Avrupa Birliği’nin karar organı Avrupa Komisyonu’nun 13 Şubat’ta Suudi Arabistan’ı terörizm finansmanıyla mücadelede başarısız olan ve kara para aklayan ülkeler listesine ekleyeceğini açıklamasının ardından Riyad ve ABD’den AB ülkelerine gelen ‘ekonomik tehdit’ler meyvesini verdi. Reuters’in AB diplomatlarına dayandırdığı habere göre perşembe ve dün yapılan bir dizi toplantıda Fransa ve Almanya gibi AB’nin ağır toplarının aralarında bulunduğu üye ülkelerin büyük çoğunluğu listenin resmen onaylanmasına karşı çıkarak iptale kadar gidebilecek bir süreci başlattı. Bu gelişme Suudi Arabistan Kralı Selman bin Abdülaziz'in 28 AB ülkesi liderine yazdığı mektubun ardından geldi. Kral mektubunda listede yer almalarının bir taraftan ülke itibarını zedelerken diğer taraftan AB ve Krallık arasındaki ticarette zorluklara neden olacağını belirtti. ABD de haftalardır liste konusunda baskısını sürdürüyor.
EN BÜYÜK MÜŞTERİLERİ
Birçok AB ülkesine ham petrol ihracatı yapan Suudi Arabistan, aynı zamanda Almanya’nın da aralarında bulunduğu üye devletlerin en büyük silah müşterilerinden birisi konumunda. Listenin bloke edilebilmesi için 28 üye ülkeden 21'inin itirazı gerekiyor. Halihazırda 15 ülke listeye karşı çıktı. Son karar ise iki hafta sonra verilecek.

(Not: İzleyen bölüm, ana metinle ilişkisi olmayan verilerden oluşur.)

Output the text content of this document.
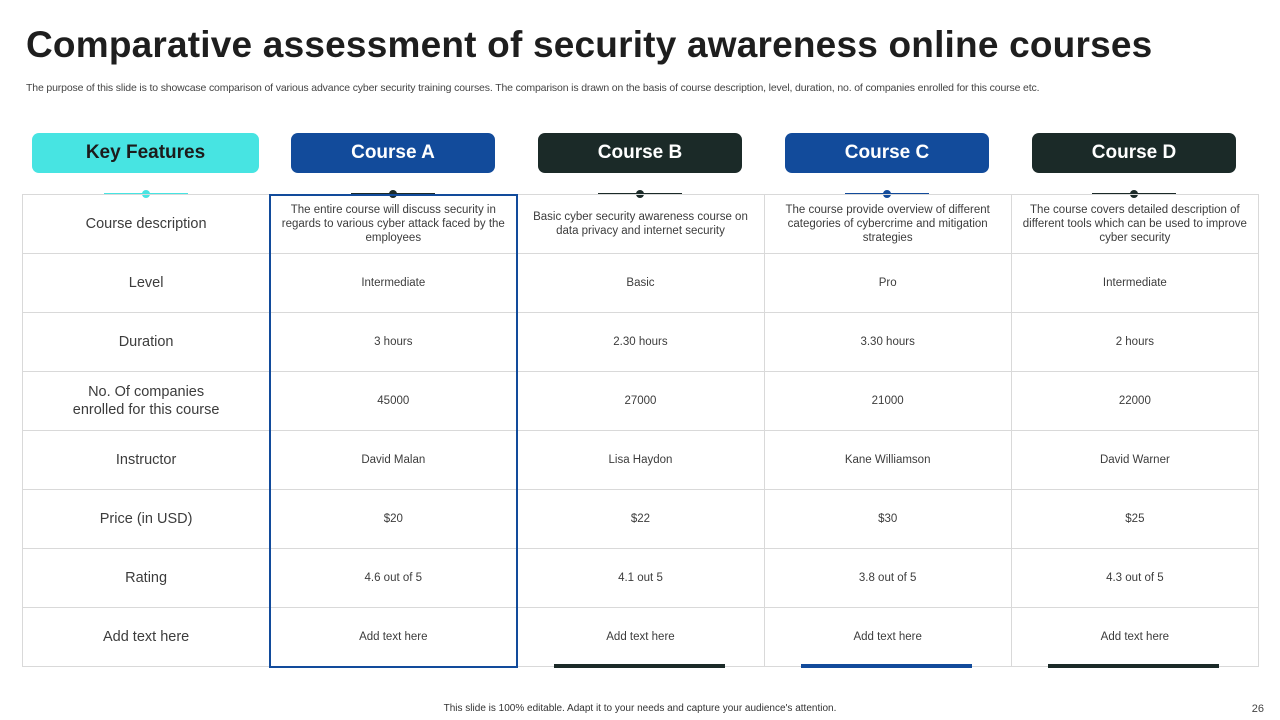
Comparative assessment of security awareness online courses
The purpose of this slide is to showcase comparison of various advance cyber security training courses. The comparison is drawn on the basis of course description, level, duration, no. of companies enrolled for this course etc.
Key Features	Course A	Course B	Course C	Course D
Course description	The entire course will discuss security in regards to various cyber attack faced by the employees	Basic cyber security awareness course on data privacy and internet security	The course provide overview of different categories of cybercrime and mitigation strategies	The course covers detailed description of different tools which can be used to improve cyber security
Level	Intermediate	Basic	Pro	Intermediate
Duration	3 hours	2.30 hours	3.30 hours	2 hours
No. Of companies enrolled for this course	45000	27000	21000	22000
Instructor	David Malan	Lisa Haydon	Kane Williamson	David Warner
Price (in USD)	$20	$22	$30	$25
Rating	4.6 out of 5	4.1 out 5	3.8 out of 5	4.3 out of 5
Add text here	Add text here	Add text here	Add text here	Add text here
This slide is 100% editable. Adapt it to your needs and capture your audience's attention.	26
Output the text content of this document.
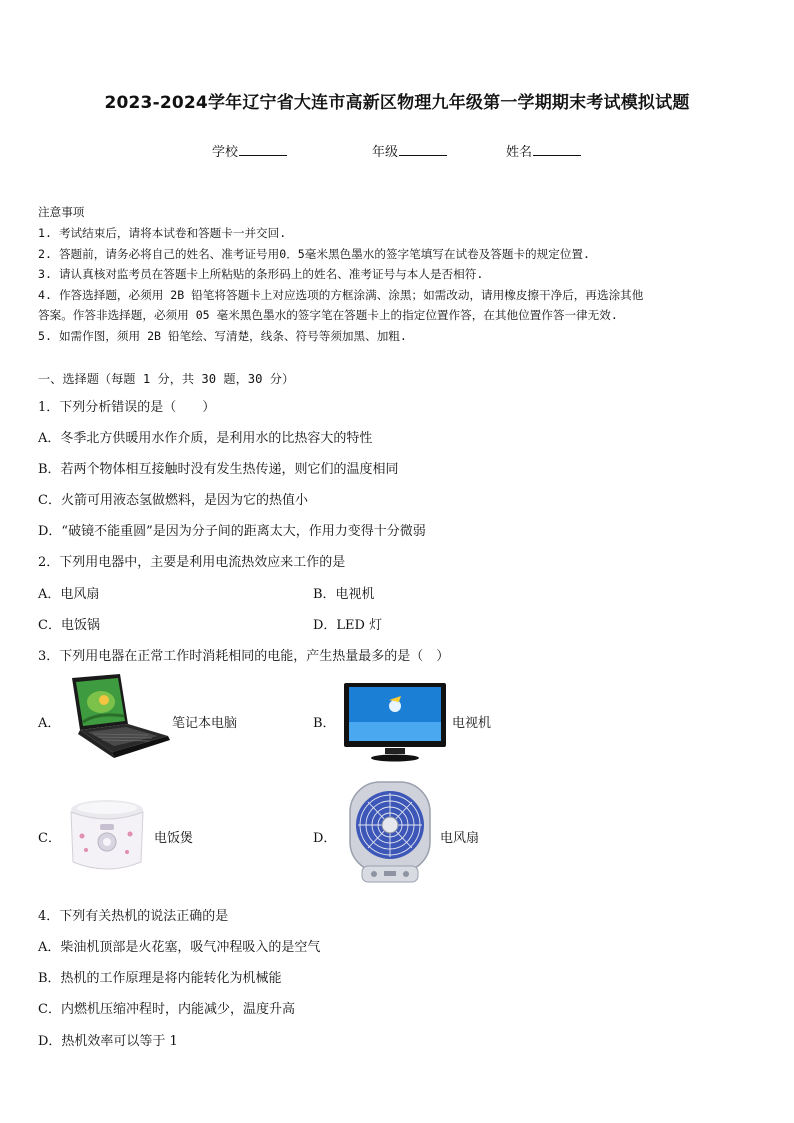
2023-2024学年辽宁省大连市高新区物理九年级第一学期期末考试模拟试题
学校	年级	姓名
注意事项
1. 考试结束后，请将本试卷和答题卡一并交回.
2. 答题前，请务必将自己的姓名、准考证号用0．5毫米黑色墨水的签字笔填写在试卷及答题卡的规定位置.
3. 请认真核对监考员在答题卡上所粘贴的条形码上的姓名、准考证号与本人是否相符.
4. 作答选择题，必须用 2B 铅笔将答题卡上对应选项的方框涂满、涂黑；如需改动，请用橡皮擦干净后，再选涂其他
答案。作答非选择题，必须用 05 毫米黑色墨水的签字笔在答题卡上的指定位置作答，在其他位置作答一律无效.
5. 如需作图，须用 2B 铅笔绘、写清楚，线条、符号等须加黑、加粗.
一、选择题（每题 1 分，共 30 题，30 分）
1．下列分析错误的是（　　）
A．冬季北方供暖用水作介质，是利用水的比热容大的特性
B．若两个物体相互接触时没有发生热传递，则它们的温度相同
C．火箭可用液态氢做燃料，是因为它的热值小
D．“破镜不能重圆”是因为分子间的距离太大，作用力变得十分微弱
2．下列用电器中，主要是利用电流热效应来工作的是
A．电风扇	B．电视机
C．电饭锅	D．LED 灯
3．下列用电器在正常工作时消耗相同的电能，产生热量最多的是（　）
A．	笔记本电脑	B．	电视机
C．	电饭煲	D．	电风扇
4．下列有关热机的说法正确的是
A．柴油机顶部是火花塞，吸气冲程吸入的是空气
B．热机的工作原理是将内能转化为机械能
C．内燃机压缩冲程时，内能减少，温度升高
D．热机效率可以等于 1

BASKI MISIR’DAKİ ZİRVEDE ARTTI
Reuters'e konuşan bir AB yetkilisi liste konusundaki Suudi lobicilik faaliyetlerinin bu hafta başında Mısır’ın sahil kenti Şarm el-Şeyh’te yapılan AB - Arap Birliği zirvesinde yoğunlaştığını kaydetti. Kral Selman’ın zirvede İngiltere Başbakanı Theresa May ile görüştüğünü belirten yetkili, ardından AB üyesi devletlerin büyükelçilerinin Suudi Arabistan Maliye Bakanlığı yetkilileri ile bir araya geldiğini söyledi. Toplantıda listenin onaylanması durumunda Riyad’ın yürürlükteki anlaşmaları feshedebileceğini belirten AB yetkilisi “büyük silahları devreye sokuyorlar” dedi. Zirvenin insan hakları konusunda kabarık bir sabıkası bulunan ve son olarak 9 genci idam eden Mısır’ın darbeci lideri Abdülfettah Sisi'nin evsahipliğinde yapılması büyük tepki çekmiş; bu durum insan hakları ve hukukun üstünlüğü gibi kriterlere büyük önem veren AB’nin ikiyüzlülüğü şeklinde yorumlanmıştı.